Read Un asesinato musical Online
Authors: Batya Gur
—Lo sabríamos —repuso Dora Zackheim secamente—. Un descubrimiento de esa relevancia no pasa desapercibido.
Michael tenía la impresión de haber llegado a un punto muerto.
—Según tengo entendido, entre Theo y Gabriel hubo problemas de celos desde que eran pequeños.
—¡Y que lo diga!
—¿Estaba Theo celoso de Gabriel?
La profesora vaciló.
—Y viceversa —dijo al fin—. Cuando eran pequeños... dos hermanos, los dos violinistas. Mal asunto. Y también tienen una hermana. Se llama Nita, le pusieron ese nombre por una de las Bentwich, esa familia tan musical. ¿Está al tanto de estas cosas? —echó una ojeada a Michael y él asintió—. Beit-Daniel también era de la familia Bentwich —explicó con satisfacción—. La hermana es una buena chelista. Estudió en Juilliard, como ellos. Los Van Gelden son otra familia musical —se quedó en silencio, replegada en sí misma.

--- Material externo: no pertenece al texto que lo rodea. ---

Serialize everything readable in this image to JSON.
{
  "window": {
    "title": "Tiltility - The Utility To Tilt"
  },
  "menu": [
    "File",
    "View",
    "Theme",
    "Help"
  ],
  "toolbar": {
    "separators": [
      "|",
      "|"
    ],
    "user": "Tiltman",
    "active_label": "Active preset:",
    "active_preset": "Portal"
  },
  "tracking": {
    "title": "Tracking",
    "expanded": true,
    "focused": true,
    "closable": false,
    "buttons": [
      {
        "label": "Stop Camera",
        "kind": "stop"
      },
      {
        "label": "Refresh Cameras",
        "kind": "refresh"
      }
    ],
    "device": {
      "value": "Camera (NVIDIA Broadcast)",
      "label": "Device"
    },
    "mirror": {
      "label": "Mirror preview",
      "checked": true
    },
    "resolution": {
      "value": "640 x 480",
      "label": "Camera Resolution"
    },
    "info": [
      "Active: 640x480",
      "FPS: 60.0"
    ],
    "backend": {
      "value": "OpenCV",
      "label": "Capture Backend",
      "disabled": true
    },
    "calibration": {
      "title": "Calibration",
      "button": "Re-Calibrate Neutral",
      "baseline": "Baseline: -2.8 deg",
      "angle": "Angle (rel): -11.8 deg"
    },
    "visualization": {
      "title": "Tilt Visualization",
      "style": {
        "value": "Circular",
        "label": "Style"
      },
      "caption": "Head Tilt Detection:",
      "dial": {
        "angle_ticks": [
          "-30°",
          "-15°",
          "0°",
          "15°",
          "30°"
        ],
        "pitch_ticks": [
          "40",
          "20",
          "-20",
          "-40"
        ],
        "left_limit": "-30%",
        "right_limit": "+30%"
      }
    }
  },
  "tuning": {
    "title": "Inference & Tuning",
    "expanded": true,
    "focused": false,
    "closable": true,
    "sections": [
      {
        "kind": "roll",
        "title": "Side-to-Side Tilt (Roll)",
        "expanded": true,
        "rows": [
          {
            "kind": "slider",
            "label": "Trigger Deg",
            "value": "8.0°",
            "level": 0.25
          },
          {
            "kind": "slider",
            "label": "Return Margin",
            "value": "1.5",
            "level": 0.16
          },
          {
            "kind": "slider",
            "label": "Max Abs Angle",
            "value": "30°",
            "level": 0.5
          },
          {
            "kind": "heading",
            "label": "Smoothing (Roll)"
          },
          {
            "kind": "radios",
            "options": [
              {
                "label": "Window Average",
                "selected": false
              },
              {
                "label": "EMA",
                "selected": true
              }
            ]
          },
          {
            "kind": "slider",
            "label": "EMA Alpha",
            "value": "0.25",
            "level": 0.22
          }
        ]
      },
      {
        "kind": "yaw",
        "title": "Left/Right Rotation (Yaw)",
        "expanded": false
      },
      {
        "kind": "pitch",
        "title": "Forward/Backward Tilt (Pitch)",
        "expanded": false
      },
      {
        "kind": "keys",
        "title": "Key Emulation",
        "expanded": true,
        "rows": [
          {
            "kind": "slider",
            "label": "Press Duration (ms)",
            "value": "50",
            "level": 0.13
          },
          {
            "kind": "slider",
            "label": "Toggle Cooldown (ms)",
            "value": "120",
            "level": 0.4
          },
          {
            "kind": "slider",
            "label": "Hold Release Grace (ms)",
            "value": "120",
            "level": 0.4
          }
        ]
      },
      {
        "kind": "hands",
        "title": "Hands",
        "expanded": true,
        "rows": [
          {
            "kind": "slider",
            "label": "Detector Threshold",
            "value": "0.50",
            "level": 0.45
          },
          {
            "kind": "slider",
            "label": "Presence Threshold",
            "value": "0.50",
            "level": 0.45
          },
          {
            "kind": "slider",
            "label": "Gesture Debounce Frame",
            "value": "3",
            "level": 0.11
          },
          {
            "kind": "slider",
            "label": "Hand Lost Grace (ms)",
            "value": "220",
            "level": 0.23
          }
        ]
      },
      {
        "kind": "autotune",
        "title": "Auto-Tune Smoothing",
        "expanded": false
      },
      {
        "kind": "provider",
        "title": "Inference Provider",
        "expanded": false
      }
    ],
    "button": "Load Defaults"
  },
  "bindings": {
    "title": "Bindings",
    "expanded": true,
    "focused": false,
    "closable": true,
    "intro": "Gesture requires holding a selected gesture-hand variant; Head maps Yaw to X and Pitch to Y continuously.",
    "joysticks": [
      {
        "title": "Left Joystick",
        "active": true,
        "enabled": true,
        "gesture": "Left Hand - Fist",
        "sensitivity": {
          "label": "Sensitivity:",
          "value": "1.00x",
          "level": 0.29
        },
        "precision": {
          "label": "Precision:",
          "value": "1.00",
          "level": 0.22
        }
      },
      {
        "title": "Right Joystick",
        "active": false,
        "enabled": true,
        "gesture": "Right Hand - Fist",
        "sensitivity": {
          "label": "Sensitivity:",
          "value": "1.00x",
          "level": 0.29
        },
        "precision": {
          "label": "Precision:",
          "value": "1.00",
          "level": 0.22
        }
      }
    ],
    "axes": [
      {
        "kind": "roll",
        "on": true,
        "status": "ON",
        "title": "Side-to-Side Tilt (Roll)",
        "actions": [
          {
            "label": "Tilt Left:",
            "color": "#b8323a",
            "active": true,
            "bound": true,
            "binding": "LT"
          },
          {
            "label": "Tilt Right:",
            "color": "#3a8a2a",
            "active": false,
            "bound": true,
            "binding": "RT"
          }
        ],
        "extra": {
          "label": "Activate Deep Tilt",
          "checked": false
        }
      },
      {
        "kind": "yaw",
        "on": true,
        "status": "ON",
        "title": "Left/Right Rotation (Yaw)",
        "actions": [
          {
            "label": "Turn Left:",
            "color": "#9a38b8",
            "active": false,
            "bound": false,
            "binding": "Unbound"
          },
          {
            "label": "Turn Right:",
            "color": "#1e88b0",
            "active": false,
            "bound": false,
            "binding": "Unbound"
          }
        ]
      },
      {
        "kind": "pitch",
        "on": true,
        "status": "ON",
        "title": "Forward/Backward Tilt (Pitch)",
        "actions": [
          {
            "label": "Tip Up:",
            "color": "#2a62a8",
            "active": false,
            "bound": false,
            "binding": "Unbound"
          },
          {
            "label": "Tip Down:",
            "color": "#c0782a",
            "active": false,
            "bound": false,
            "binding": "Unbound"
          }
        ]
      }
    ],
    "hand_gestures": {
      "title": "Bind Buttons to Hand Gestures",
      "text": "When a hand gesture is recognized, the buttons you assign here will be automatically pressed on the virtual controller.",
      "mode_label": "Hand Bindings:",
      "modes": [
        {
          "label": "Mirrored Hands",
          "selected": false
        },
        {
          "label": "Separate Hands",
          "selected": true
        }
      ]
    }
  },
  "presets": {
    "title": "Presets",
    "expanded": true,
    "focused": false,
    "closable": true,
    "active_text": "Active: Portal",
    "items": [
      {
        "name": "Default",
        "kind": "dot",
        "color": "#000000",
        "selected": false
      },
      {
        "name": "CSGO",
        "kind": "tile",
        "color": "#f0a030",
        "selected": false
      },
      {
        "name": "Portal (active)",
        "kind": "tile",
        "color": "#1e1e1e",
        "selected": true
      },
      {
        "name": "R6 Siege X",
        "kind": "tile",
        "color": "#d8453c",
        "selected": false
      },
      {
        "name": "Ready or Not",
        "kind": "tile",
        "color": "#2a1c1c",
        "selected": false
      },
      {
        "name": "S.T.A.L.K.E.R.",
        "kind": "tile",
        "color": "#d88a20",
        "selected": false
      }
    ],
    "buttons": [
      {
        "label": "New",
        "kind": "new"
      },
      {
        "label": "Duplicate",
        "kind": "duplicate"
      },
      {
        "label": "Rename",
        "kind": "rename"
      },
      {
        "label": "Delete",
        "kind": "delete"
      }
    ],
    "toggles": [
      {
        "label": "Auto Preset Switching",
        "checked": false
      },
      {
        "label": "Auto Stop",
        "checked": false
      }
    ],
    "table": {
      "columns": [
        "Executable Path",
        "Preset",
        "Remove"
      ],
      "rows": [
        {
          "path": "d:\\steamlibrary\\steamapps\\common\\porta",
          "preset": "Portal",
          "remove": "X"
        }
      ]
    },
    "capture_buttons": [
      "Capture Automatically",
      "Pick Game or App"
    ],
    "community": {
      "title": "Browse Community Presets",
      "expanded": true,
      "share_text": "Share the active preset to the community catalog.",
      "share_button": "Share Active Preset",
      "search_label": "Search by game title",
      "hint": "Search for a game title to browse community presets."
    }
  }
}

—Pero, llegado a cierta edad, Theo dejó de estudiar con usted. Antes que Gabriel.
—Creía que yo no lo apreciaba como se merecía —sus ojos se entornaron reflexivamente—. Claro que... no soy una persona fácil —se disculpó.
—Él me ha dicho que fue usted quien sugirió que dieran por finalizadas las clases.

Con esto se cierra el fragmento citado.